DPC Latency Checker's in Windows found big issues with the sound, network and storage drivers so I have also tested not using virtio and it has the same issue.
I tried downgrading qemu but I think there are other packages that need to be downgraded because it was complaining about missing libraries.
what errors do you see?
It seems to be working great now. I will know more when I use it all day with Visual Studio on Monday for work.
I run my Win10 VM with io=threads and don't see the issue.
Options to test:
1. run your VM's with io='threads' in the XML for the disk.
2. build qemu with `--disable-linux-io-uring'
3. remove liburing from deps and rebuild qemu (same effect as 2)
[Code]
<disk type="file" device="disk">
<driver name="qemu" type="qcow2" io="threads"/>
<source file="/run/media/Daten/VM/win10-buero.qcow2"/>
<backingStore/>
<target dev="sda" bus="sata"/>
<address type="drive" controller="0" bus="0" target="0" unit="0"/>
</disk>
[/Code]
but playing Fullhd vid made VM stuck after around 2,5 minutes.
Yeah sorry, I now understand that won't work.
It appears io_uring is used in at least 2 places in latest qemu:
1. block driver
2. fd monitoring
1 is a tunable and therefore optional. 2 is not AFAICT, and this is the bit apparently upsetting Win10 VM's.
Seeing as multiple folks are affected, it's probably best if Arch disable io_uring for the time being (until upstream can look at @wkchu's bug report [1] and hopefully fix it).
@Anatol, what do you think? Simply removing liburing from _headlessdeps and rebuilding will do the trick.

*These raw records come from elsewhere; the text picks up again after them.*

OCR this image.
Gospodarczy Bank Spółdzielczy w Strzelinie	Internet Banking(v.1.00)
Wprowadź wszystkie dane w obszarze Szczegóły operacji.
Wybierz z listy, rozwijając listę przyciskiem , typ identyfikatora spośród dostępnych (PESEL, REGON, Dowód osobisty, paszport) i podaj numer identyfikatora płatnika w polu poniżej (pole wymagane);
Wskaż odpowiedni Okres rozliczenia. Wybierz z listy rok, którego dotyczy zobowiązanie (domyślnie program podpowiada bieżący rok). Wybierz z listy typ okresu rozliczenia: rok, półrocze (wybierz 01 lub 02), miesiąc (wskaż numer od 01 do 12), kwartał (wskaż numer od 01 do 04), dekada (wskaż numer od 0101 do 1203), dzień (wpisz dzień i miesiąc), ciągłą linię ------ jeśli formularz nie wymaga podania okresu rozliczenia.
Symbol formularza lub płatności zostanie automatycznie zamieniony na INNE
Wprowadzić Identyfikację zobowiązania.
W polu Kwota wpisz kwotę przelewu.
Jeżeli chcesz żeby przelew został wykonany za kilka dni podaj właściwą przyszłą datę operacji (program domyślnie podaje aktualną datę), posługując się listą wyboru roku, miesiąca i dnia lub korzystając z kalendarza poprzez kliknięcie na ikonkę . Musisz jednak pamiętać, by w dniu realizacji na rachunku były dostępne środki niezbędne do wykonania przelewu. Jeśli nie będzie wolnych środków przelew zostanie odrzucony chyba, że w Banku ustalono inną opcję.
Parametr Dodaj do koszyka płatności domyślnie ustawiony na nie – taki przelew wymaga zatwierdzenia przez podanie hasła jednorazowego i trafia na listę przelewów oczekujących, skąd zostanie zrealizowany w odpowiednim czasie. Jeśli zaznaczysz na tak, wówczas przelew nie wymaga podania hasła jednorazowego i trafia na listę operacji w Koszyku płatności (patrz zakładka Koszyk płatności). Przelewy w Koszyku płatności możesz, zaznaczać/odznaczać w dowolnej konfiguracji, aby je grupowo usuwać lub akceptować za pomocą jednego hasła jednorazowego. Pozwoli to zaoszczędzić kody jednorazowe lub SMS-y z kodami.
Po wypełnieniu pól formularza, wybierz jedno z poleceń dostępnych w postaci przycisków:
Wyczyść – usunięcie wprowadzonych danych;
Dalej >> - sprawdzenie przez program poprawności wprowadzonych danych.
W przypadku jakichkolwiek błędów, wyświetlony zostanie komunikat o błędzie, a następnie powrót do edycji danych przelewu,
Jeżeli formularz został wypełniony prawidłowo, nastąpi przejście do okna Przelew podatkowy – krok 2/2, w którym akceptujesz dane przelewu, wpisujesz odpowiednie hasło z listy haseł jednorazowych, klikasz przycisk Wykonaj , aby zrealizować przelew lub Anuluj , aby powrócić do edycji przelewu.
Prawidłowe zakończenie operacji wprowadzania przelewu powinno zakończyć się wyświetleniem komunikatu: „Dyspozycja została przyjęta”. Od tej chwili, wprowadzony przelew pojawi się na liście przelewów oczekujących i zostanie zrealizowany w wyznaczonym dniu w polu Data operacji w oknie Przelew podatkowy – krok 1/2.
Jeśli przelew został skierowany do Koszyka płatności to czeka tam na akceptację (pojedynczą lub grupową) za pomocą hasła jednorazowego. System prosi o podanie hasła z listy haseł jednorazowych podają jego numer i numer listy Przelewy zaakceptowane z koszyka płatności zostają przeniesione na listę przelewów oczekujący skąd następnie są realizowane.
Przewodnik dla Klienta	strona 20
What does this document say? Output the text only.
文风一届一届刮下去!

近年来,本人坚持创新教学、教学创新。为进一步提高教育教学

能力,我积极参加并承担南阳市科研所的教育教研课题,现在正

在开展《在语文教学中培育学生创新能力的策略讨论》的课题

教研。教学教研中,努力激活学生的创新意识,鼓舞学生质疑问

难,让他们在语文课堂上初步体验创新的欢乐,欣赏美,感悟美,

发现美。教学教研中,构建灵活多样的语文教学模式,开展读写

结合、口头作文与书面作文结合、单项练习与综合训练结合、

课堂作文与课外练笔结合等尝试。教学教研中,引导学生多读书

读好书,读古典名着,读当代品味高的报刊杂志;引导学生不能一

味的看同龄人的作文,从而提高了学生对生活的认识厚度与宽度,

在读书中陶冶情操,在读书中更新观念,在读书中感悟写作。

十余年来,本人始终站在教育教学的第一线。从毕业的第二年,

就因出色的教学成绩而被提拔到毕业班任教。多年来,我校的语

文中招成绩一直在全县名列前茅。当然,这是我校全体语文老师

[1]: https://bugs.launchpad.net/qemu/+bug/1877716
Sounds good to me. liburing has been disabled and pushed to [testing] as qemu-5.0.0-6. Please take a look and let me know if it fixed the issue for you.
Please keep io_uring support in place. There are people who use it. Thanks.
Please re-read my comments above. The problematic io_uring usage is in the file descriptor monitoring portion of qemu. This part *cannot* be disabled (at least that I can see - but maybe it can be patched out?). Yes, it's unfortunate for those who want to utilise it in block I/O, but hopefully this disablement will only be short term temporary.
For me it is resolved now! Thanks a bunch to all of you!
We definitely interested to see it enabled. But this is going to be done once this feature stabilized and does not cause any major issues to our users.
Once https://bugs.launchpad.net/qemu/+bug/1877716 is resolved we will reconsider enabling this feature.
Running qemu-5.0.0-6 from [testing] for nearly two hours now and the bug appears to be gone. Thanks.